Native Hadoop Libraries
Purpose
Hadoop has native implementations of certain components for reasons of both performace & non-availability of Java implementations. These components are available in a single, dynamically-linked, native library. On the *nix platform it is libhadoop.so. This document describes the usage & details on how to build the native libraries.
Components
Hadoop currently has the following compression codecs as the native components:
Of the above, the availability of native hadoop libraries is imperative for the lzo and gzip compression codecs to work.
Usage
It is fairly simple to use the native hadoop libraries:
- Take a look at the supported platforms.
- Either download the pre-built 32-bit i386-Linux native hadoop libraries (available as part of hadoop distribution in lib/native directory) or build them yourself.
- Ensure you have either or both of >zlib-1.2 and >lzo2.0 packages for your platform installed; depending on your needs.
The bin/hadoop script ensures that the native hadoop library is on the library path via the system property -Djava.library.path=<path>.
To check everything went alright check the hadoop log files for:
DEBUG util.NativeCodeLoader - Trying to load the custom-built
native-hadoop library...
INFO util.NativeCodeLoader - Loaded the native-hadoop library
If something goes wrong, then:
INFO util.NativeCodeLoader - Unable to load native-hadoop library for your platform... using builtin-java classes where applicable
Supported Platforms
Hadoop native library is supported only on *nix platforms only. Unfortunately it is known not to work on Cygwin and Mac OS X and has mainly been used on the GNU/Linux platform.
It has been tested on the following GNU/Linux distributions:
On all the above platforms a 32/64 bit Hadoop native library will work with a respective 32/64 bit jvm.
Building Native Hadoop Libraries
Hadoop native library is written in ANSI C and built using the GNU autotools-chain (autoconf, autoheader, automake, autoscan, libtool). This means it should be straight-forward to build them on any platform with a standards compliant C compiler and the GNU autotools-chain.
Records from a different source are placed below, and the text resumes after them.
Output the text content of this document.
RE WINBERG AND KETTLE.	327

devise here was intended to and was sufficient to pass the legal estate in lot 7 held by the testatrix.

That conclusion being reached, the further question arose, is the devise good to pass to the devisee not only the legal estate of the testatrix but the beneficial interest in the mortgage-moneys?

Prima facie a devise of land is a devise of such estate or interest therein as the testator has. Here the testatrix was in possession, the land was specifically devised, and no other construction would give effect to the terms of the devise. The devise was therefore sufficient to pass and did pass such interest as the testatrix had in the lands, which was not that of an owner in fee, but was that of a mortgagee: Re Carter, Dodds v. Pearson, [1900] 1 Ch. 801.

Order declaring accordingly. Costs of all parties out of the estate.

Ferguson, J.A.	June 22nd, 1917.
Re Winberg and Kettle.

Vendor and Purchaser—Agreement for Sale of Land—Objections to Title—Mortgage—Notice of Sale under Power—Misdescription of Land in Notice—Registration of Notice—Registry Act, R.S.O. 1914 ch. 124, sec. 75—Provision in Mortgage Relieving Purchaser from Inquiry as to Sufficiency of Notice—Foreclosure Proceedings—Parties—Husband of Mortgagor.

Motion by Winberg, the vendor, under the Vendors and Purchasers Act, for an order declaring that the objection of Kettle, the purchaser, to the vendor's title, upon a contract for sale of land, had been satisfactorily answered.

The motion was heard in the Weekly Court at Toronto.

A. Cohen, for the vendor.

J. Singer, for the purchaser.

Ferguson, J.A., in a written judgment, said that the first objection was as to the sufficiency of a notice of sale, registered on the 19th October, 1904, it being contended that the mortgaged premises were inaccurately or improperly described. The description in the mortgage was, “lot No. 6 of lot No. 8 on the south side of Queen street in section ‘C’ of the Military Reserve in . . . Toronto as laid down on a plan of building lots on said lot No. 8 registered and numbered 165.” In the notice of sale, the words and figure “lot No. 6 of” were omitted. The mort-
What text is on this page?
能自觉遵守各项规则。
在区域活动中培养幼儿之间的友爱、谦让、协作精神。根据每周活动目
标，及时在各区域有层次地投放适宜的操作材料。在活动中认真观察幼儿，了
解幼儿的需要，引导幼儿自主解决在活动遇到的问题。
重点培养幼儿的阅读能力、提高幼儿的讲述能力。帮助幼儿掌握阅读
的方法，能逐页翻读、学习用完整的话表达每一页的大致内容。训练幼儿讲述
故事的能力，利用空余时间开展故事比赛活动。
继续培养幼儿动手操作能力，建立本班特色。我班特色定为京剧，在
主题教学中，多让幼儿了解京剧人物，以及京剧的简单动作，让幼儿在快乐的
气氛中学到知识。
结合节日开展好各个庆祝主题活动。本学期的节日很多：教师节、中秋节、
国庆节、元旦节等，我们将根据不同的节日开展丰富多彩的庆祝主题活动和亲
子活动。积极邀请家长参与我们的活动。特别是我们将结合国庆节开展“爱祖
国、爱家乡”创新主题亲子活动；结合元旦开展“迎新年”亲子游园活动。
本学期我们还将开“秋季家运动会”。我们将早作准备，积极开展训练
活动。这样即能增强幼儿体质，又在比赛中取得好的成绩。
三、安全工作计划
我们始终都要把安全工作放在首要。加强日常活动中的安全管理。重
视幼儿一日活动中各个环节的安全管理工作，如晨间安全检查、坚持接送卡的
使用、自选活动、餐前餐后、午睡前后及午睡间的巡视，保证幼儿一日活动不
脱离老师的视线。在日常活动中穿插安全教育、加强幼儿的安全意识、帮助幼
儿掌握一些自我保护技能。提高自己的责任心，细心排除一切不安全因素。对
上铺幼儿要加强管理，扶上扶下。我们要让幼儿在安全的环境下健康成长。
See supported platforms.
In particular the various packages you would need on the target platform are:
- C compiler (e.g. GNU C Compiler)
- GNU Autools Chain: autoconf, automake, libtool
- zlib-development package (stable version >= 1.2.0)
- lzo-development package (stable version >= 2.0)
Once you have the pre-requisites use the standard build.xml and pass along the compile.native flag (set to true) to build the native hadoop library:
$ ant -Dcompile.native=true <target>
The native hadoop library is not built by default since not everyone is interested in building them.
You should see the newly-built native hadoop library in:
$ build/native/<platform>/lib
where <platform> is combination of the system-properties: ${os.name}-${os.arch}-${sun.arch.data.model}; for e.g. Linux-i386-32.
Notes
- It is mandatory to have both the zlib and lzo development packages on the target platform for building the native hadoop library; however for deployment it is sufficient to install zlib or lzo if you wish to use only one of them.
- It is necessary to have the correct 32/64 libraries of both zlib/lzo depending on the 32/64 bit jvm for the target platform for building/deployment of the native hadoop library.